According to Telstra's latest "Drive Safe.Phone Safe" survey, 39 percent of people use their mobile handset while driving to work, during work or for work-related purposes. The survey said that 11 percent use their handset at least once a day, while 14 percent of the respondents admitted to having sent text messages while driving to work, during work or from work.
Telstra managing director of mobile sales and solutions, Murray Bergin, said the survey showed that the main reasons people make and receive calls while driving to, from or during work were business-related.
"While awareness of the dangers of using a handheld mobile phone has increased significantly since Telstra launched its Drive Safe. Phone Safe' initiative three years ago, it appears this is forgotten by some, particularly when it comes to the demands of work," Bergin said.

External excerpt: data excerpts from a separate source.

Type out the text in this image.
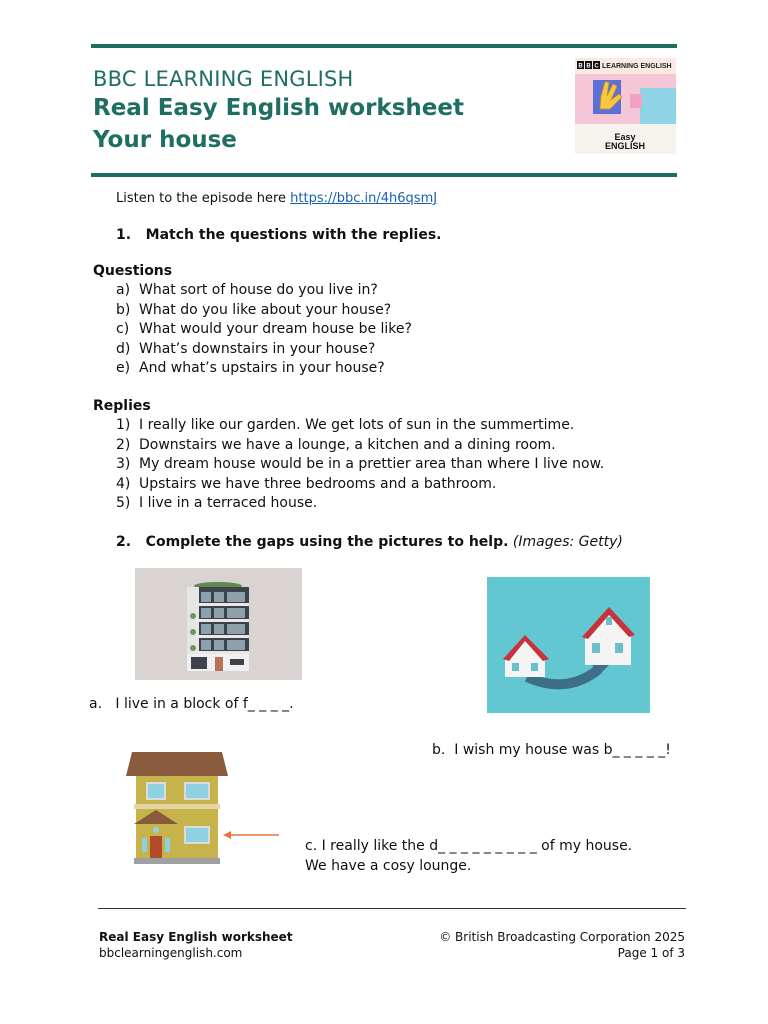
BBC LEARNING ENGLISH
Real Easy English worksheet
Your house
B B C LEARNING ENGLISH
Easy
ENGLISH
Listen to the episode here https://bbc.in/4h6qsmJ
1.   Match the questions with the replies.
Questions
a) What sort of house do you live in?
b) What do you like about your house?
c) What would your dream house be like?
d) What’s downstairs in your house?
e) And what’s upstairs in your house?
Replies
1) I really like our garden. We get lots of sun in the summertime.
2) Downstairs we have a lounge, a kitchen and a dining room.
3) My dream house would be in a prettier area than where I live now.
4) Upstairs we have three bedrooms and a bathroom.
5) I live in a terraced house.
2.   Complete the gaps using the pictures to help. (Images: Getty)
a.   I live in a block of f_ _ _ _.
b.  I wish my house was b_ _ _ _ _!
c. I really like the d_ _ _ _ _ _ _ _ _ of my house.
We have a cosy lounge.
Real Easy English worksheet
bbclearningenglish.com
© British Broadcasting Corporation 2025
Page 1 of 3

The most common reasons given by the respondents for using their handsets while driving included telling the office where they were and what they were doing (20 percent), saying they were running late (17 percent), organising a meeting (15 percent), checking their schedule (8 percent) and having a meeting (6 percent).
Seventy-seven percent of the people surveyed indicated that they would talk for less than five minutes, while 10 percent talk for anything between six and 20 minutes at a time.
A Telstra survey released in June showed that young Australian motorists think it's okay to use their mobile phones while driving.
The survey showed that 58 percent of motorists aged 17 to 29 admitted to looking down at their mobiles phone to read text messages while at the wheel.
One third of drivers previously surveyed who were less than 30 years old believed it was safe to send text messages when at traffic lights. The same proportion of under-30s also felt they could drive "okay" while talking on a handheld mobile, and that it was safe to send a text message when waiting at traffic lights.
Every state and territory in Australia has outlawed the use of handheld mobile phones while driving motor vehicles, even when stopped at traffic lights. The law requires drivers to be be legally parked in a safe place and have the engine turned off, before using a handheld mobile phone. A hands-free device is, however, permitted.